Money avoidance with ADHD:
what to do when you can’t open your banking app
If you have ADHD and avoid checking your bank account, you are not alone.
Sometimes the hardest part of money is not budgeting, saving, planning, or understanding interest rates. But it can be simply opening the banking app.
You might know you need to check. You might even have the app on your home screen. But every time you think about it, your body says no.
So you do something else.
You get tea, open TikTok, answer a message, and then all of a sudden think of the laundry. In all this chaos, you promise to check again later, when you're more awake and like an adult.
In the last article, we talked about building a money system you can mostly ignore. Because we want to make a money system that works for people with ADHD, it shouldn't depend on daily motivation, perfect focus, or endless administrative energy.
But there is a step before that.
Before you can build a calmer system, you often need to get through the avoidance. More here: Shame and Avoidance Cycles in Neurodivergent Adults.
This article is about that moment.
Why opening the banking app can feel so hard
A banking app looks simple from the outside. You tap it, log in, and see some numbers.
But emotionally, it can feel like opening a door when you do not know what is behind it.
There might be good news. There might be bad news. There might be a forgotten payment, a lower balance than expected, a subscription you meant to cancel, or a reminder that you are behind again.
For ADHD brains, this is not just “being bad with money”. ADHD is associated with difficulties in attention, organisation, impulse control, time management, and completing tasks that require sustained effort (NIMH, 2024; NHS, 2025).
You have to remember what happened, understand what is happening now, predict what might happen later, and then make a decision. Research on adults with ADHD has also found difficulties in financial judgement, especially understanding information relevant to a financial situation or transaction (Koerts et al., 2021).
So when someone says, “Just check your balance,” they may be missing the real problem.
The task is not one step. It is many steps wearing a one-step costume.
More here: Why financial decisions can feel harder with ADHD.
| Situation | What to do | Why it helps |
|---|---|---|
| Opening the app feels impossible | Make the first step tiny: open the app and close it again, or check just one number | Reduces the threat level and makes starting easier |
| “Sort my money out” feels too big | Replace it with one micro-task, like checking your balance or opening one letter | Smaller tasks are easier for an ADHD brain to begin |
| Looking at your bank account turns into panic | Do a no-decision money check: look only, do not fix anything yet | Separates checking from decision-making, which lowers overwhelm |
| You cannot do money tasks alone | Use body doubling: sit with a trusted person while you check | Makes task initiation easier and reduces emotional load |
| You find an unexplained deduction or an upcoming direct debit in the app | Pause, name the problem, write down the amount, note the deadline, choose one next step | Keeps you from spiralling and turns the problem into something actionable |
A gentler way to come back to your money
Money avoidance with ADHD usually does not improve through shame or pressure. It improves when checking your money feels smaller, safer, and easier to repeat.
That might mean using a simple routine or even reducing the number of places you have to look.
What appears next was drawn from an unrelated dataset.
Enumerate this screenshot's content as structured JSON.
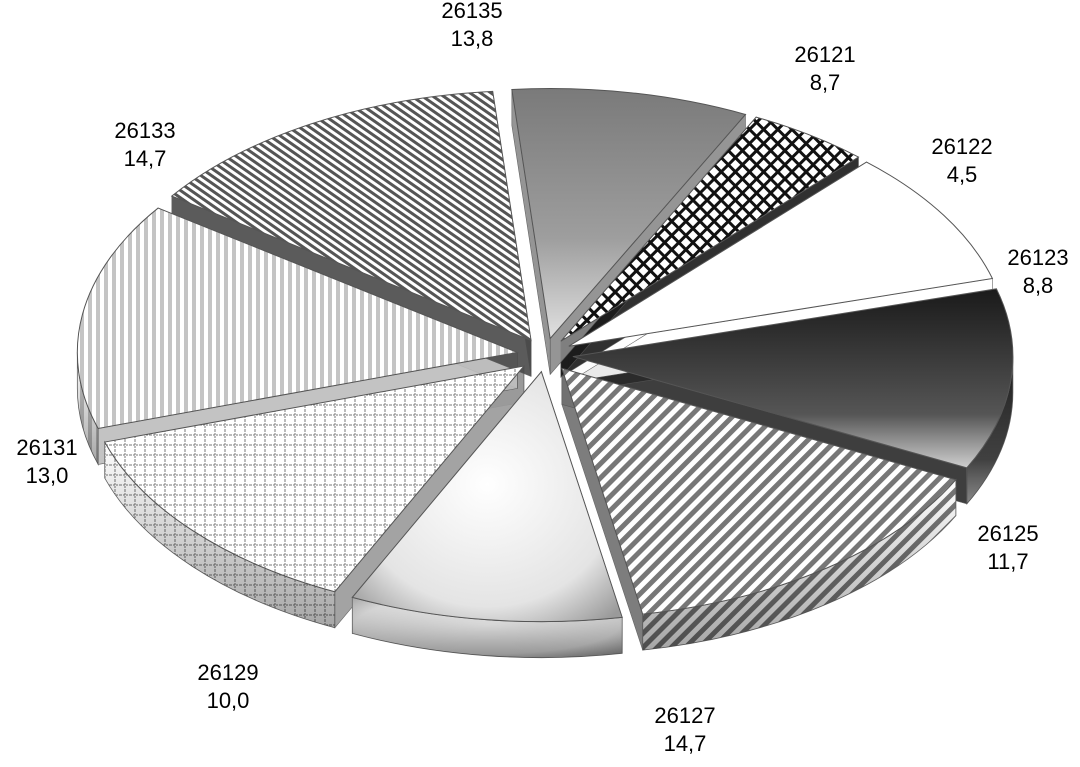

It might mean setting reminders, separating bills from spending, or using an ADHD money management app to keep the basics visible without turning every check-in into a full financial review.
The best tool is not the most complicated one. It is the one you can still use when you are tired, behind, or overwhelmed.
So start there. With one small check-in, one clear next step, and a money system that makes it easier to come back.
Note: This article is educational and is not personalised financial or medical advice.
FAQ
Is money avoidance an ADHD symptom?
Money avoidance is not a formal ADHD symptom on its own. But it can be connected to ADHD-related difficulties such as inattention, organisation, emotional regulation, procrastination, impulsivity, and task initiation. Adults with higher ADHD symptom levels have been found to report more procrastination and internalising symptoms such as anxiety and depression (Oguchi et al., 2021).
Why do I avoid checking my bank account even when I know it makes things worse?
Avoidance gives short-term relief. If checking your bank account feels stressful, shameful, or confusing, your brain may learn that avoiding it makes you feel better right now. The issue is that the task often becomes more stressful later. The aim is to make checking feel smaller, safer, and less loaded.
Should I force myself to check every day or every week?
Not necessarily. Daily checking helps some people, but it can become stressful or obsessive for others. A weekly check, payday check, or “safe mode” check may work better. The best routine is the one you can repeat without burning out. You should try the routine we talked about in our last article.
More here: How to set up a money system you can ignore (and it still works).
What if I open the app and panic?
Close it. Breathe. Write down only what you saw, if you can. You are allowed to come back later. Panic is a sign the task needs to be smaller, not proof that you are incapable.